What Should You Do If Someone Is On Fire?

Being involved in a fire or witnessing one can be a very distressing experience. Fires are very destructive and dangerous. They can cause property damage, wildlife damage, serious injury and death.

But do you know what to do if you see someone that is on fire? Clothes can very easily catch fire, and even if someone is able to get out of a burning building they could be on fire and need assistance.

We have put together this guide to tell you everything you need to know about how to help someone who is on fire. Keep reading to find out more. 

What Should You Do If Someone Is On Fire

Understanding Fire

Before you think about providing assistance in the event of a fire, it is important that you understand what a fire actually is. 

A fire is caused when the fuel - combustible materials - begin to burn. In order for this to happen, they need to become hot enough to ignite. Alternatively, they could be ignited by a flammable liquid that has come into contact with a spark. 

In order for the fire to burn, there must be oxygen present. This is because fire is an exothermic reaction - energy is created when the fuel, heat and oxygen come together. 

The fire triangle is made of three things - fuel, heat, and oxygen.
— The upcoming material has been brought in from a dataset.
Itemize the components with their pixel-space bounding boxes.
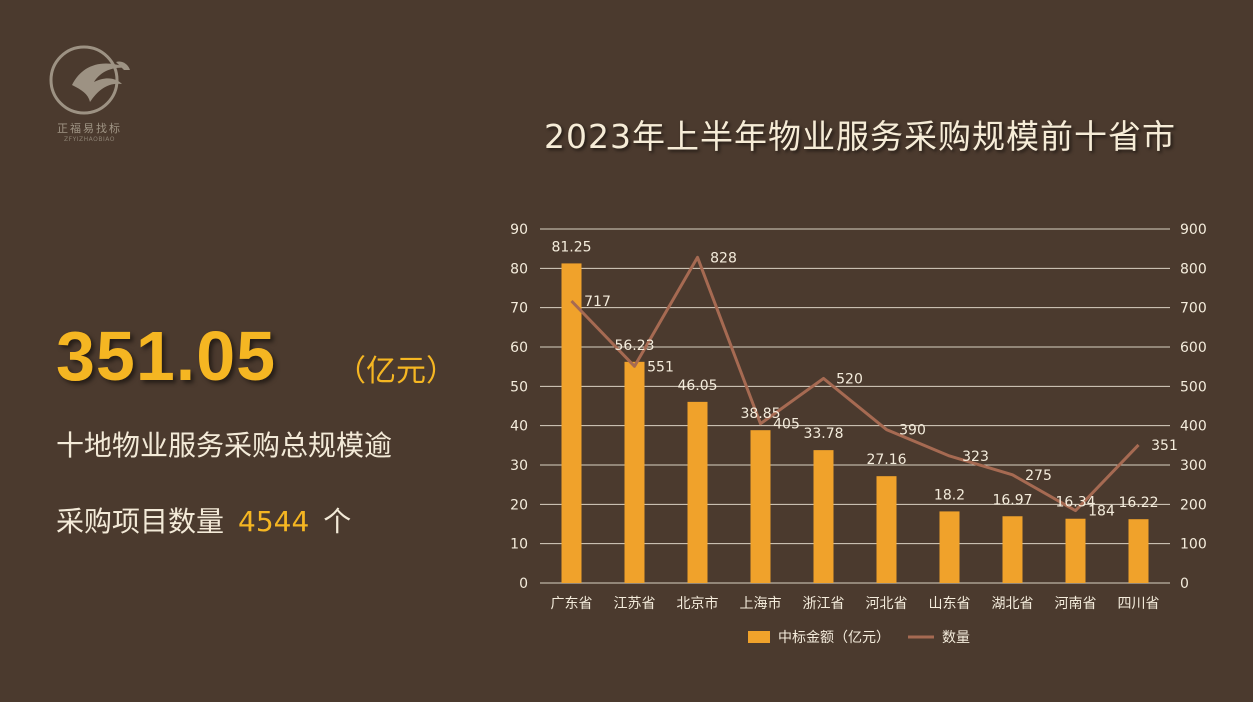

In order to stop a fire, you need to remove at least one but sometimes all of these things.

Depending on the location of the fire and cause of the fire, this might be more challenging. For example, removing oxygen from a large outdoor fire is very difficult.

Removing heat from an electrical fire is challenging as you cannot use water (because water conducts electricity). 

You should always ensure that you know the cause of the fire before you attempt to put it out.

If possible, it is best to leave this bit to the firefighters as they have had extensive training in identifying the cause of the fire and how to extinguish it. 

However, if you see a person that is on fire then there are ways that you can help them. 

What Should You Do If Someone Is On Fire

Helping A Person On Fire 

You don’t need to be involved in a large-scale fire to find that your clothes have caught fire.

This could happen in a kitchen accident or in any situation where you are wearing flammable clothing and you come into contact with a spark or any kind of igniter fluid.

Campfire accidents, firework accidents, cigarette accidents and many more circumstances can easily cause you to catch fire. 

The faster you are able to react, the better the outcome will be. If you can put out the fire quickly then you can mitigate the injuries. 

Stop, Drop And Roll 

The quickest way to extinguish a fire that is on a person, usually when their clothes have caught fire, is to use the ‘stop, drop and roll’ method.

This is a simple thing to remember that could save your life, or the life of someone else. 

First, you need to make sure that the person on fire, whether it is you or someone else, stops moving.

Running around in blind panic will fan the flames and can accelerate the fire. If you see someone on fire, try and get their attention and get them to stop moving. 

Next, they need to drop to the floor and lie in a prone position. It is a good idea to use your hands to cover your face at this point to protect it from the flames.

Try to communicate this to the person on fire, or demonstrate it with your hands. 

The final step is to roll over until the flames are completely extinguished. Make sure that the person rolls onto the back and their front to get all of the flames, and that this is repeated for as long as is necessary.

If they stop rolling before all of the flames are gone, then the fire can spread quickly over their clothes again. 

Once the fire is out, you can assess the burn injuries. It is likely that they will need medical attention, so you should call an ambulance.

Burn injuries can be very serious and in some cases they can be life threatening even if the victim has not lost consciousness immediately.

It is also possible that the person on fire could have inhaled smoke, which is dangerous and should be checked over by a medical professional. 

Wet Material 

There are some scenarios where the ‘stop, drop and roll’ method is not suitable. You might not be able to explain the method if the person on fire is panicking. It is also possible that the person on fire could be unconscious. 

In these scenarios, it is best to find a large piece of heavy material like a thick blanket or a coat. If you can, soak it in water.

Throw it over the person on fire. It will remove the oxygen from the fire, and if the material is wet it will also remove some of the heat. 

Remember that water conducts electricity, so if the fire was electrical then ensure that you are not near the source of the fire or any open electric sparks. 

Things To Remember 

While it is good to help someone out if you can, you need to remember that safety comes first.

If you try to help and end up endangering yourself, this makes it much more difficult for the emergency services to do their job when they get to the scene.

If you cannot help safely, stay out of the way and make sure that the emergency services are on their way. 

Sometimes you might have the best intentions of helping, but you are actually getting in the way.

Once the emergency services arrive make sure that you stay clear of the area so that they can get on with their job. 


Acting quickly in the event of a fire can save lives and minimize injuries. Remember to stay safe and to think of the fire triangle.